In the same paragraph the author also fleetingly mentioned that it is "easy to see", that a map $\alpha$ can be positive (sending positive matrices to positive one) iff it's dual $\alpha^*$ is also positive.

But I'm struggling to find the connections between the trace used to define dual and the positivity preserving property of the map.

Anyone has idea why this is true?

Answer 1

Suppose that $\alpha:\mathbb{M}_k\to\mathbb{M}_n$ is positive, i.e., $\alpha(A)$ is positive for all positive $A\in\mathbb{M}_k$.

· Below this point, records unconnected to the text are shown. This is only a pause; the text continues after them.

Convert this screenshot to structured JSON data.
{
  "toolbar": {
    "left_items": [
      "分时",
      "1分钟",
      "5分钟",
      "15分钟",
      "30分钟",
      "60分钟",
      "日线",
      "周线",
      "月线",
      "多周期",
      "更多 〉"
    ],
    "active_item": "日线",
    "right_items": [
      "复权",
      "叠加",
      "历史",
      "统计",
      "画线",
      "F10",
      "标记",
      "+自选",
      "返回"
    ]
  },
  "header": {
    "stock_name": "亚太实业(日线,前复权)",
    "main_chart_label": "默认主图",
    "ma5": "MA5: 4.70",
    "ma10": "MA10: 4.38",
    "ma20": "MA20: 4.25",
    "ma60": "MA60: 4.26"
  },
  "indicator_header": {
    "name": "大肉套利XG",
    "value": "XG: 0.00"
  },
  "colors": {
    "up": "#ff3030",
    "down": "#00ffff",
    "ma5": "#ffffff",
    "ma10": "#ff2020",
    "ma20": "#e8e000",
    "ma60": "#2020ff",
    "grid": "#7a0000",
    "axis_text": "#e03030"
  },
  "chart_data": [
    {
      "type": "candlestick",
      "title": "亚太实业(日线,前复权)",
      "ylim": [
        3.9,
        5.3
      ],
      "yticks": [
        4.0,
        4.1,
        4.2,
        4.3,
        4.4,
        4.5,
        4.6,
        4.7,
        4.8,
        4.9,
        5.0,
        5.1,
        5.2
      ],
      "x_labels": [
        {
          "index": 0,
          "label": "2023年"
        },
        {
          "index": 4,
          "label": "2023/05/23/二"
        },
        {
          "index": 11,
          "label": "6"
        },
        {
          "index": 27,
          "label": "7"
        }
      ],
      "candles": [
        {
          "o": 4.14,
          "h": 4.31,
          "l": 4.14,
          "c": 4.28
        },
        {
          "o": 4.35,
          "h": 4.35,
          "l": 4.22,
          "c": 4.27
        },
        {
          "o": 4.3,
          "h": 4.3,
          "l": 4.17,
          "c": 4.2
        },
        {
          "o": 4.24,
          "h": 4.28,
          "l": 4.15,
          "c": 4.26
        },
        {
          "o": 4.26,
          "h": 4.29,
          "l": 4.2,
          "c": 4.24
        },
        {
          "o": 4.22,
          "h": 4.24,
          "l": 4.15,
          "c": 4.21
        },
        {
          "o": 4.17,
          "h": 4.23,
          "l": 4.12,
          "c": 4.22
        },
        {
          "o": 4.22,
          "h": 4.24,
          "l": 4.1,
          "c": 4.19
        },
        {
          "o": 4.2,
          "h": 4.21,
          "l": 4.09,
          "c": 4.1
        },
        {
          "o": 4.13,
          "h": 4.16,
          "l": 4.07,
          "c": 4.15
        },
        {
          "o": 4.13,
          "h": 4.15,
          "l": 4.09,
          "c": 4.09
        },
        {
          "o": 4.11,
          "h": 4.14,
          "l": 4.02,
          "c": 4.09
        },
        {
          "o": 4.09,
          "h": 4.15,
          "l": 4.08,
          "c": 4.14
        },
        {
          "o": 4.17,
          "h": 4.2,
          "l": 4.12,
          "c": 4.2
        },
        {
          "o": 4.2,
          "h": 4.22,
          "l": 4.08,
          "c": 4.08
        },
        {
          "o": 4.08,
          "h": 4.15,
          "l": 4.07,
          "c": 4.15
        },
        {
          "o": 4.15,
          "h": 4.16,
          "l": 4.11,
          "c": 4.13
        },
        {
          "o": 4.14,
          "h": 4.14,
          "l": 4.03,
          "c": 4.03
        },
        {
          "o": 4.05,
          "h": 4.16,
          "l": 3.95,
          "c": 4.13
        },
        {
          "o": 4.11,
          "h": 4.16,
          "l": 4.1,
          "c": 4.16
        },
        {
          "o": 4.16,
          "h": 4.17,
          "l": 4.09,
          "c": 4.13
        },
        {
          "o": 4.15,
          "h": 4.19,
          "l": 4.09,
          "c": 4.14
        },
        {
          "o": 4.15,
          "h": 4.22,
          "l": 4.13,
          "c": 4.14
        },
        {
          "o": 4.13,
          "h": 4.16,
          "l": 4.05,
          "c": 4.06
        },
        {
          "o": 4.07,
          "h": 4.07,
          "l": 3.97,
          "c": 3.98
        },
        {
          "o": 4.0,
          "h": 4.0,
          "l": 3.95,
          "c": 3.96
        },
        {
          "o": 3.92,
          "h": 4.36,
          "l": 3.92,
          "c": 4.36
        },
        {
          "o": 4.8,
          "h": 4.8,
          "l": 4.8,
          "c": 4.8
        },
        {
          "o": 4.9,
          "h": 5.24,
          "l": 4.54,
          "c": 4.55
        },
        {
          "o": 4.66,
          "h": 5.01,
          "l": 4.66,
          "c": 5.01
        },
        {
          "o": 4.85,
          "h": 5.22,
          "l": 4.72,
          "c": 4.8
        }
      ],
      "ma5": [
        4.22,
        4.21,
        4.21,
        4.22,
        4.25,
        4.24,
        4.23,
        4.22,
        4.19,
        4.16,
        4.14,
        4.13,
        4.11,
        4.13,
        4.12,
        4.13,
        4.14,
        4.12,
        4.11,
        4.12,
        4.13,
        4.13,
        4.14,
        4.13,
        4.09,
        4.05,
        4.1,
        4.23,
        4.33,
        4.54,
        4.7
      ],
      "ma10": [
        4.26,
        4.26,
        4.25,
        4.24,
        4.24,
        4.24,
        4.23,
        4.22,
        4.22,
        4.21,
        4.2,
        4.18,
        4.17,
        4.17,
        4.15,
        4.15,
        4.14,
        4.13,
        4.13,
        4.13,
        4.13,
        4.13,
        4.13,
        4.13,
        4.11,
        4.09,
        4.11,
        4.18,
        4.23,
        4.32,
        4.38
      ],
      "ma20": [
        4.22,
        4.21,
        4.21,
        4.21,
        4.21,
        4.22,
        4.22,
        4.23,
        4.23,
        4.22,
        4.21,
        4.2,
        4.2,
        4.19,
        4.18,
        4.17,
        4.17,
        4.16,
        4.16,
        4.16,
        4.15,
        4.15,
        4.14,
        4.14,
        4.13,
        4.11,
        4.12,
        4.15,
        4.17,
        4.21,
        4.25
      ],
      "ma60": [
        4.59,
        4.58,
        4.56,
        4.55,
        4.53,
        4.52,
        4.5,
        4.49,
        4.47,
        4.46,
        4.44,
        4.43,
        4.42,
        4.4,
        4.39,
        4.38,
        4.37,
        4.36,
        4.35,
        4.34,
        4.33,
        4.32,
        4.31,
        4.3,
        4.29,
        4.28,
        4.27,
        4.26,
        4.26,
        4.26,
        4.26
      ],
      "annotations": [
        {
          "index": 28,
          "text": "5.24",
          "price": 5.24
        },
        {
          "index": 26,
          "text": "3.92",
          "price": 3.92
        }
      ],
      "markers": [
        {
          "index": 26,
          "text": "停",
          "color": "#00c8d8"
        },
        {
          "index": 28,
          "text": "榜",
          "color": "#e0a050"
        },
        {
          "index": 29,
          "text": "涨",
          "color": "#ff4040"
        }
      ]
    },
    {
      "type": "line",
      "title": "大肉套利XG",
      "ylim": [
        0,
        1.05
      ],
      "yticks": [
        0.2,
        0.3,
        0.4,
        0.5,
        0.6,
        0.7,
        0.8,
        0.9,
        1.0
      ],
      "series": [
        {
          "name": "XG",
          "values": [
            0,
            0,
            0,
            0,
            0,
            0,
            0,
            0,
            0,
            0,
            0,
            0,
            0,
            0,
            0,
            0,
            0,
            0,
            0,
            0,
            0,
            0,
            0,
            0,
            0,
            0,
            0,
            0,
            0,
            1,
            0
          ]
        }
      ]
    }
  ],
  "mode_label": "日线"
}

Let $A$ and $B$ be one-dimensional projections, i.e., projections on vectors $\xi$ respectively $\psi$. Then they are positive elements. Since $\alpha$ is positive it maps $A$ to a positive matrix $\alpha(A)$. For the trace on $\mathbb{M}_k$ we can choose any orthonormal basis $(e_j)^k_{i=1}$ of $\mathbb{C}^k$, so in particular we can choose $e_1 = \xi$. Similarly, for the trace on $\mathbb{M}_n$ we can choose any orthonormal basis $(f_j)^n_{j=1}$ of $\mathbb{C}^n$, so in particular we can choose $f_1 = \psi$. This gives us \begin{equation*} \begin{aligned} \langle\xi,\alpha^*(B)\xi\rangle &= \sum^k_{i=1}\langle e_i,A\alpha^*(B)e_i\rangle \\ &= \text{Tr}A\alpha^*(B) \\ &= \text{Tr}\alpha(A)B \\ &= \sum^n_{j=1}\langle f_j,\alpha(A)B f_j\rangle \\ &= \langle\psi,\alpha(A)\psi\rangle \\ &\geq 0 \end{aligned} \end{equation*} by the positivity of $\alpha(A)$ due to $\alpha$ and $A$ being positive. As this holds for any one-dimensional projections $A$ and $B$, and positive elements are of the form $\sum_i x_i Q_i$ where the $x_i$ are positive numbers and the $Q_i$ are projections on vectors $\varphi_i$ such that the $\varphi_i$ form an orthonormal basis, the result follows.

Answer 2

First of all, note that it suffices to show that $\alpha$ being positive implies that $\alpha^*$ is positive, since $\alpha^{**} =\alpha$.

Second, note that the set of positive (semidefinite) matrices is forms a self-dual closed cone. That is, we can say that a matrix $M$ is positive if and only if $\operatorname{tr}(MP)\geq 0$ for all positive matrices $P$.

Now, suppose that $\alpha : \Bbb M_k \to \Bbb M_n$ is a positive map. Denote $\langle P,Q\rangle = \operatorname{tr}(PQ)$. We note that for all positive matrices $P \in \Bbb P_n$ and $Q \in \Bbb P_k$, we have $$ \operatorname{tr}(\alpha^*(Q)P) = \operatorname{tr}(P\alpha^*(Q)) = \operatorname{tr}(\alpha(P)Q)\geq 0. $$ Thus, if $Q \in \Bbb P_k$, then $\alpha^*(Q) \in \Bbb P_n$, which is what we wanted to show.